Postdoctoral Research Fellow, Clean Energy
Email: Dr Phillip Wild
Dr Phillip Wild brings agent based modelling capability to project 1 'Control Methodologies of Distributed Generation' and project 2 'Market and Economic Modelling of the impacts of Distributed Generation' at the Global Change Institute. Phillip's previous research experience has been in the areas of econometric modelling of National Energy Market (NEM) spot price and load time series data, 'levelised cost' and 'agent based' modelling of the NEM. Dr Wild has a PhD from The University of Queensland specialising in the field of macro-economic modelling.
Two papers published in the proceedings of the 2016 Asia-Pacific Solar Research Conference.
The Levelised Cost Of Energy Of Three Solar PV Technologies Installed At UQ Gatton Campus
Economic assessment of the viability of different types of solar PV tracking technologies suitable for installation in utility scale solar farms centers on assessment of whether annual production of the different tracking technologies is increased enough to compensate for the higher cost of installation and operation incurred by the tracking systems. To investigate this, the levelised cost of energy of three representative solar PV systems installed at the University of Queensland’s Gatton Campus is calculated. These solar array technologies are Fixed Tilt, Single Axis Tracking and Dual Axis Tracking arrays. These calculations depend crucially on assumptions made about ($/kW) construction costs and annual capacity factors of the three solar technologies being considered.
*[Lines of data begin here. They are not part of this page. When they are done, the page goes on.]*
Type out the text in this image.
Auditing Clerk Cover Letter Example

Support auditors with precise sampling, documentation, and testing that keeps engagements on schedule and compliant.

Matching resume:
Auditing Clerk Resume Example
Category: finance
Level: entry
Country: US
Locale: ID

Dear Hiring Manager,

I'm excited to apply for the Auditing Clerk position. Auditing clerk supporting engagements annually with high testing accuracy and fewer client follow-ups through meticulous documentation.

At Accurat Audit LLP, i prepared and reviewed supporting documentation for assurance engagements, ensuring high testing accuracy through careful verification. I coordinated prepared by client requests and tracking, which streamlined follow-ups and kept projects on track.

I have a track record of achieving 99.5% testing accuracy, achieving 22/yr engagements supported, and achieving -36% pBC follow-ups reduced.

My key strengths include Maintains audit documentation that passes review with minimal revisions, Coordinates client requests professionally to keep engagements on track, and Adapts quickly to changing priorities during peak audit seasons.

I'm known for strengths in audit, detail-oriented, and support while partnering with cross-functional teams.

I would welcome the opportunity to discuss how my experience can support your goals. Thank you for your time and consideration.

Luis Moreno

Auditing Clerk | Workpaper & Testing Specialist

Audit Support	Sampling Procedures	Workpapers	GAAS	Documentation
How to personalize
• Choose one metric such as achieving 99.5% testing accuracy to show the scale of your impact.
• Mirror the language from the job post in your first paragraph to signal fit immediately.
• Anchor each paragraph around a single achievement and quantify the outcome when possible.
A key finding was that the Single Axis Tracking technology was the most competitive, followed by a Fixed Tilt system. The Dual Axis Tracking system was the least competitive technology of those considered. It is also demonstrated how LCOE can underpin a ‘Contract-for-Difference’ feed-in tariff scheme applicable to supporting investment in utility-scale solar PV.
Projecting Solar PV Yield Of The Solar Array Installed At UQ Gatton Campus
The viability of utility scale solar PV farms will depend critically upon the annual production of such farms. A crucial determinant of solar PV yield will be prevailing solar irradiance and weather conditions. In Australia, the combined effects of weather relating to solar irradiance, temperature and rainfall on PV yield is likely to be closely linked to the El Niño–Southern Oscillation ENSO cycle. To investigate this we use NREL’s SAM model to simulate electricity production from a 3.275 megawatt pilot solar PV plant at the University of Queensland’s Gatton Campus. A key finding was that the best simulated PV yields were obtained during 2013 and 2014 when ENSO neutral conditions but with an El Nino bias prevailed. The worst years were 2010 and 2011 which were characterised by moderate and weak La Nina phases of ENSO. All other years considered had average PV yield outcomes including 2015 which experienced a very strong El Nino event.